Sejak menjadi anggota DPD, ia harus bolak-balik Yogya-Jakarta demi mengemban tugasnya sebagai wakil daerah. Semua itu dilakukannya dengan tulus. Ia pun berusaha berada di tengah rakyatnya yang tengah menderita. Memberikan suntikan semangat agar mereka bangkit dari nestapa.

Selama terlibat dalam beragam kegiatan sosial, Hemas terusik dengan kenyataan bahwa Indonesia kaya sumber daya alam tetapi masih banyak masyarakat yang hidup di bawah garis kemiskinan. Oleh sebab itu, ia memutuskan untuk terjun ke dunia politik untuk membantu mereka agar dapat hidup lebih layak lagi.

Dalam pemilihan legislatif tahun 2009, Hemas kembali mencalonkan diri dan berhasil meraih perolehan tertinggi untuk prosentase berbanding jumlah pemilih bagi anggota DPD di seluruh Indonesia. Perempuan yang meraih lebih 50 % suara di daerahnya ini, memiliki tekad yang lebih menggebu lagi dalam kiprah politiknya di DPD RI periode kedua ini, demi kemaslahatan dan kesejahteraan masyarakat dan daerah.
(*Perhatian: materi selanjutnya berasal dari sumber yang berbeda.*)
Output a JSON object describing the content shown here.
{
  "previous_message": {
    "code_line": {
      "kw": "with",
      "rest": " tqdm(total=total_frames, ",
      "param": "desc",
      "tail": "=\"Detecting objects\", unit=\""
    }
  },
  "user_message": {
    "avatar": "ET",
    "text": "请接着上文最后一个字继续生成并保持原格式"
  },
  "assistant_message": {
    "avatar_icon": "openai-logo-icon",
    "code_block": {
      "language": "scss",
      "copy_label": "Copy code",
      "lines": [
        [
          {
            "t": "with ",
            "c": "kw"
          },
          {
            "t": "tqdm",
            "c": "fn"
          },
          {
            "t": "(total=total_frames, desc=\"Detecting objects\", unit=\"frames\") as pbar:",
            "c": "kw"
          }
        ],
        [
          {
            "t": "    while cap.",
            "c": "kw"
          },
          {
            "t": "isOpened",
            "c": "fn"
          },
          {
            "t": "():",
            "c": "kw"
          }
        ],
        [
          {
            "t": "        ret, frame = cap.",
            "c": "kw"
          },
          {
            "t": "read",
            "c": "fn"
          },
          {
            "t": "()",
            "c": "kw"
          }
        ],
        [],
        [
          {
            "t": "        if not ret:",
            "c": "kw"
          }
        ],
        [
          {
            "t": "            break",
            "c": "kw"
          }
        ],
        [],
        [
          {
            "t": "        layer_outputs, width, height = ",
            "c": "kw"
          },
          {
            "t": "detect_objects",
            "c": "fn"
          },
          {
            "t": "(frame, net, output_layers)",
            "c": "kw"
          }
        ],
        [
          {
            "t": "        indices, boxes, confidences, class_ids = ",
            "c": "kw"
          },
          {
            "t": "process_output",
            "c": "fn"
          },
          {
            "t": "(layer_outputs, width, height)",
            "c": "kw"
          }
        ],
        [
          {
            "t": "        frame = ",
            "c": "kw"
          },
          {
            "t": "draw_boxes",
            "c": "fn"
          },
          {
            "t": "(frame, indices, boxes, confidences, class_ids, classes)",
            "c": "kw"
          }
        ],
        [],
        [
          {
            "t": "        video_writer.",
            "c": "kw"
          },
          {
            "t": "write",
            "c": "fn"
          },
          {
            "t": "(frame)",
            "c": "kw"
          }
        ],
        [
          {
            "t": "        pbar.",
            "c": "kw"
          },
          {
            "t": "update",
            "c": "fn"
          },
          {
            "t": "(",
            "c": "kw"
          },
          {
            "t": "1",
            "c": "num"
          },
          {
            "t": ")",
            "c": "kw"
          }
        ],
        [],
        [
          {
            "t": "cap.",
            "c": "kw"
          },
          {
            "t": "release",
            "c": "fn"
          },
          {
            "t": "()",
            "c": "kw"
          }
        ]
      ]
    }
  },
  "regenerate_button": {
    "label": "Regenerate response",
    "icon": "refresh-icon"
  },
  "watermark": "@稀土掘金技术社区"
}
Bahkan, awal Oktober 2009, demi mendorong penguatan kewenangan DPD, serta membangun sistem ketatanegaraan yang lebih baik lagi, GKR Hemas memutuskan untuk mencalonkan diri dalam pemilihan pimpinan DPD RI, yang akhirnya membawanya ke posisi Wakil Ketua DPD RI periode 2009-2014 bersama wakil ketua lainnya, Laode Ida.

Selama mendampingi Ketua DPD RI, Irman Gusman, Hemas mengkoordinasi bidang II, yang terdiri dari Komite II, Komite IV, Panitia Urusan Rumah Tangga (PURT), Panitia akuntabilitas Publik (PAP) dan Badan Kehormatan (BK). Selain melakukan kunjungan kerja ke berbagai daerah, GKR Hemas juga sempat memimpin delegasi DPD RI dalam Pertemuan ASEAN Inter Parliamentary Assembly (AIPA) di Hanoi, Vietnam mengenai “Role of Woman Parliamentarians in Law-making Process” yang berlangsung pada 29 November sampai 3 Des 2009, kemudian pada 18-21 Januari 2010, ia menghadiri pertemuan The Exchange Program for Woman Members Parliamentary di Dhaka, Bangladesh.

Sebagai aktivis perempuan, ia pun lantang menyuarakan pemberdayaan perempuan dalam upaya mendukung kaum hawa agar dapat berperan lebih di tengah masyarakat. Upayanya itu dilakukan terhadap semua lapisan mulai dari penjual jamu gendong, buruh tani, para isteri PNS sampai politikus melalui organisasi yang dipimpinnya seperti TP PKK (Tim Penggerak Pemberdayaan Kesejahteraan Keluarga), Dharma Wanita atau BKKKS (Badan Koordinasi Kegiatan Kesejahteraan Sosial). Ia selalu mendorong pemberdayaan perempuan dalam setiap kesempatan, bahkan untuk urusan yang dianggap paling sepele sekalipun. Misalnya, ia pernah meminta para isteri agar bisa menyupir mobil atau motor agar bisa membantu keluarga.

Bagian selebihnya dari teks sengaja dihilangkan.